Small-bowel necrosis complicating a cytomegalovirus-induced superior mesenteric vein thrombosis in an immunocompetent patient: a case report
1 First Surgical Department, Tzaneio General Hospital, Piraeus, Greece
2 Radiology Department, Tzaneio General Hospital, Piraeus, Greece
Journal of Medical Case Reports 2012, 6:118 doi:10.1186/1752-1947-6-118Published: 24 April 2012
Superior mesenteric venous thrombosis as a result of acute cytomegalovirus infection is rare, with only a few cases reported in the literature.
We present the case of a 40-year-old Caucasian man who was admitted to our hospital with a 5-day history of fever. His serological test and pp65 antigen detection of cytomegalovirus were positive, suggesting acute infection. On the sixth day after his admission, the patient complained of acute, progressive abdominal pain. Abdominal computed tomography revealed acute superior mesenteric venous thrombosis. An emergency laparotomy showed diffuse edema and ischemic lesions of the small bowel and its associated mesentery with a 50-cm-long segmental infarction of the proximal jejunum. An extensive enterectomy of about 100 cm of jejunum that included the necrotic segment was performed, followed by an end-to-end anastomosis. Anti-coagulation therapy was administered pre-operatively in the form of small-fractionated heparin and continued postoperatively. The patient had an uneventful recovery and was discharged on the 11th postoperative day.

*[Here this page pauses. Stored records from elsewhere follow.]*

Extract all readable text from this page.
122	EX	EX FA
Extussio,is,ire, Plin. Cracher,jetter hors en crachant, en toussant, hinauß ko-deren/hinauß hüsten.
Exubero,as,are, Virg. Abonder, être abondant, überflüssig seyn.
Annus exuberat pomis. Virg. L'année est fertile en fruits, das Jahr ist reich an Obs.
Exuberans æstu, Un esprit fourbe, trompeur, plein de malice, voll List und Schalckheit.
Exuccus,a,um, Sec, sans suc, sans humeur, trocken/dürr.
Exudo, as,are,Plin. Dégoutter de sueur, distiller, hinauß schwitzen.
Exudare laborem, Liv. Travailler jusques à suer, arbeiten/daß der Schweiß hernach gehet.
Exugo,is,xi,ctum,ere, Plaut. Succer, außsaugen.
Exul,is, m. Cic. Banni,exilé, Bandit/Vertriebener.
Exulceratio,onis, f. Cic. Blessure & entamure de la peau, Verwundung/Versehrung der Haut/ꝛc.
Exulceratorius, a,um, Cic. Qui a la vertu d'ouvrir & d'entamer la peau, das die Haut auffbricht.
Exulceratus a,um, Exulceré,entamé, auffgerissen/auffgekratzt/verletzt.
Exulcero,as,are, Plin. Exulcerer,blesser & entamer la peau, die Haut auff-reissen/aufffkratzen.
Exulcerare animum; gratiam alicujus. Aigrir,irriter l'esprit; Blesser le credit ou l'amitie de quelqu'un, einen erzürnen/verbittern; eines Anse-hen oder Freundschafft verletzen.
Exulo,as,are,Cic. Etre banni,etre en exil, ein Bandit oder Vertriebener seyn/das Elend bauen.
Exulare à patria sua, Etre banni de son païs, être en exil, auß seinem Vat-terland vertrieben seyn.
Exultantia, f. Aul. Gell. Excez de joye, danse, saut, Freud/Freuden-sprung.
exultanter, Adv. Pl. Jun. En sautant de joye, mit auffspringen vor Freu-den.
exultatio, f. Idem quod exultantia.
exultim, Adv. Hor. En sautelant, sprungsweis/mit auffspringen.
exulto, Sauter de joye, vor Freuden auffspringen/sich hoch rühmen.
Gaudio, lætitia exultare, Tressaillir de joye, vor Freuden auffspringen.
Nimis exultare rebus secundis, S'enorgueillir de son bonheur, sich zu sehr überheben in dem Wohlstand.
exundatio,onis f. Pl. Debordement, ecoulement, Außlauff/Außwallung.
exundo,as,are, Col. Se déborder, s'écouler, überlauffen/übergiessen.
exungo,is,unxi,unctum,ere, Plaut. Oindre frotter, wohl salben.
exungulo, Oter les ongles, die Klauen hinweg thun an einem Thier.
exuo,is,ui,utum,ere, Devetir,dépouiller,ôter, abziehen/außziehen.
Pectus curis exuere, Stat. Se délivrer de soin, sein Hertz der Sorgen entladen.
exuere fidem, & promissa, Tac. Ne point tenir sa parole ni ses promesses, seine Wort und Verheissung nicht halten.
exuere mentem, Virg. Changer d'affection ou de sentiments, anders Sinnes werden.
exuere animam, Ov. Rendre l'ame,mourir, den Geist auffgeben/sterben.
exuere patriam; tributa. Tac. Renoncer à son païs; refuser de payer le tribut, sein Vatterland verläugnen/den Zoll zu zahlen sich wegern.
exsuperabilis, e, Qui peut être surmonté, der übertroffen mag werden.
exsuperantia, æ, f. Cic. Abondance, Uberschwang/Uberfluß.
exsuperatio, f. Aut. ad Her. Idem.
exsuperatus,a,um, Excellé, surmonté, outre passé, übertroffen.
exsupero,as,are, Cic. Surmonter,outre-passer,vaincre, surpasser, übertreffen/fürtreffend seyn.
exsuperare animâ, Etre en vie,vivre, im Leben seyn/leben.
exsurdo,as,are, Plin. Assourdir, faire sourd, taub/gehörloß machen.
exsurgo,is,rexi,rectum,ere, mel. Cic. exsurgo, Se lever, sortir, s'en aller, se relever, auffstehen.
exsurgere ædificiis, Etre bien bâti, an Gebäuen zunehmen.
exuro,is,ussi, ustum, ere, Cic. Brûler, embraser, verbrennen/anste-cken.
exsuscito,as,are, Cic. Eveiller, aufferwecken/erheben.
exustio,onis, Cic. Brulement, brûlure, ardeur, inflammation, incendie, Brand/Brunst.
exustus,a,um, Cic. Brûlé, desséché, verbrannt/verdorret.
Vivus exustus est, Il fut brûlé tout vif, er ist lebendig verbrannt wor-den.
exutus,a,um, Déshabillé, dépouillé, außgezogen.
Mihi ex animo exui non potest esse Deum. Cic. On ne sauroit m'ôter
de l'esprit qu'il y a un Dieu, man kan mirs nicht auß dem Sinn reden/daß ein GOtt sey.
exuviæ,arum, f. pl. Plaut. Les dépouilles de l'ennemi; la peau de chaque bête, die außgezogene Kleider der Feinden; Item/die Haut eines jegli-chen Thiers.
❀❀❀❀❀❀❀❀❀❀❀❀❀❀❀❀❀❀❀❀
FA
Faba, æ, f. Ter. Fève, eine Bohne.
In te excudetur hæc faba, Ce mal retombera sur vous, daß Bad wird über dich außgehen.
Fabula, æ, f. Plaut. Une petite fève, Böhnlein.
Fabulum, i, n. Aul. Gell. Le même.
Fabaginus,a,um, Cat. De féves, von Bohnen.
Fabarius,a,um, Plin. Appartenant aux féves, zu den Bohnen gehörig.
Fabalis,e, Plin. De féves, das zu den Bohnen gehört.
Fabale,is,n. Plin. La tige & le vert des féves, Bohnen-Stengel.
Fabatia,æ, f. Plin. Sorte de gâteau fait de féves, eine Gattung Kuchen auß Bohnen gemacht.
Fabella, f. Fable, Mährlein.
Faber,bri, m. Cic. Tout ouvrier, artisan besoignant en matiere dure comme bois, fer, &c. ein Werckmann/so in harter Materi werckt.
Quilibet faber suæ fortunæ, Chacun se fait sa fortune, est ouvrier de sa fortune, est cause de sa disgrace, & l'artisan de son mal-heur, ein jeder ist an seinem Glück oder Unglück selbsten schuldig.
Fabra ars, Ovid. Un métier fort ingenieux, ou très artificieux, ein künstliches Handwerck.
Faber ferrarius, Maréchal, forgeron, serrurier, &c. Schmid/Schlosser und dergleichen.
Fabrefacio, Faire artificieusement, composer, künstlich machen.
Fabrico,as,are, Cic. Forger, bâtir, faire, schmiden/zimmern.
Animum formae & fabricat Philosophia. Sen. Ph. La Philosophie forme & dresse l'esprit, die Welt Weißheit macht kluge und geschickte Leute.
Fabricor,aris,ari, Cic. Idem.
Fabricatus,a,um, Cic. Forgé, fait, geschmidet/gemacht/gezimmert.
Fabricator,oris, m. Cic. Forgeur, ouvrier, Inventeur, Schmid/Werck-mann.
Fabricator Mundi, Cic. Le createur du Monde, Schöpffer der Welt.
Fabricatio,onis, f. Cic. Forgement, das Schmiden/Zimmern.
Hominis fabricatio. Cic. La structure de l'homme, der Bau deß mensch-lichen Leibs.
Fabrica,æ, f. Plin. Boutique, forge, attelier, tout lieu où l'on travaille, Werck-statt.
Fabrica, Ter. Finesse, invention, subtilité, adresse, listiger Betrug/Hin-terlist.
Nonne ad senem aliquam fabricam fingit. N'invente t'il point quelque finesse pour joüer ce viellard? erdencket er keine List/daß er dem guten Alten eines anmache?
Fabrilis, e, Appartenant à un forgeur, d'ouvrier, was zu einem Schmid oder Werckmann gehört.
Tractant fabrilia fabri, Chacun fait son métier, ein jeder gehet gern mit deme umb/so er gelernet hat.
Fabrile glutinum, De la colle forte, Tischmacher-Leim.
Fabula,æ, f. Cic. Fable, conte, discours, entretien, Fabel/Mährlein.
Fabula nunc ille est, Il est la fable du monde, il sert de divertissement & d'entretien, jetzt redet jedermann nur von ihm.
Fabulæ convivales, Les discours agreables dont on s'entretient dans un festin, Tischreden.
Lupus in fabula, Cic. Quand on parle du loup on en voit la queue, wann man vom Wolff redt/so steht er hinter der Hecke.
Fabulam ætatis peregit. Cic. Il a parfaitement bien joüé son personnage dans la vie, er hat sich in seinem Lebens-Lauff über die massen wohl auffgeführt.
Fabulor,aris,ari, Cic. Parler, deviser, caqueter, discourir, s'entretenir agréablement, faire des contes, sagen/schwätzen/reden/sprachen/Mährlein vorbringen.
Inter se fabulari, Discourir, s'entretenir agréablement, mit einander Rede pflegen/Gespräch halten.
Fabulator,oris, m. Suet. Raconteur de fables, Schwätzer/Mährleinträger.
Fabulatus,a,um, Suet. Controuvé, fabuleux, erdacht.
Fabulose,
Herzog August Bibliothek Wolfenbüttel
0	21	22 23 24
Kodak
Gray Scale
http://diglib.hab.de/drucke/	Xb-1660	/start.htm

Acute cytomegalovirus infection can contribute to the occurrence of mesenteric venous thrombosis in immunocompetent patients. It is important for physicians and internists to be aware of the possible thrombotic complications of cytomegalovirus infection. A high level of clinical suspicion is essential to successfully treat a potentially lethal condition such as superior mesenteric venous thrombosis.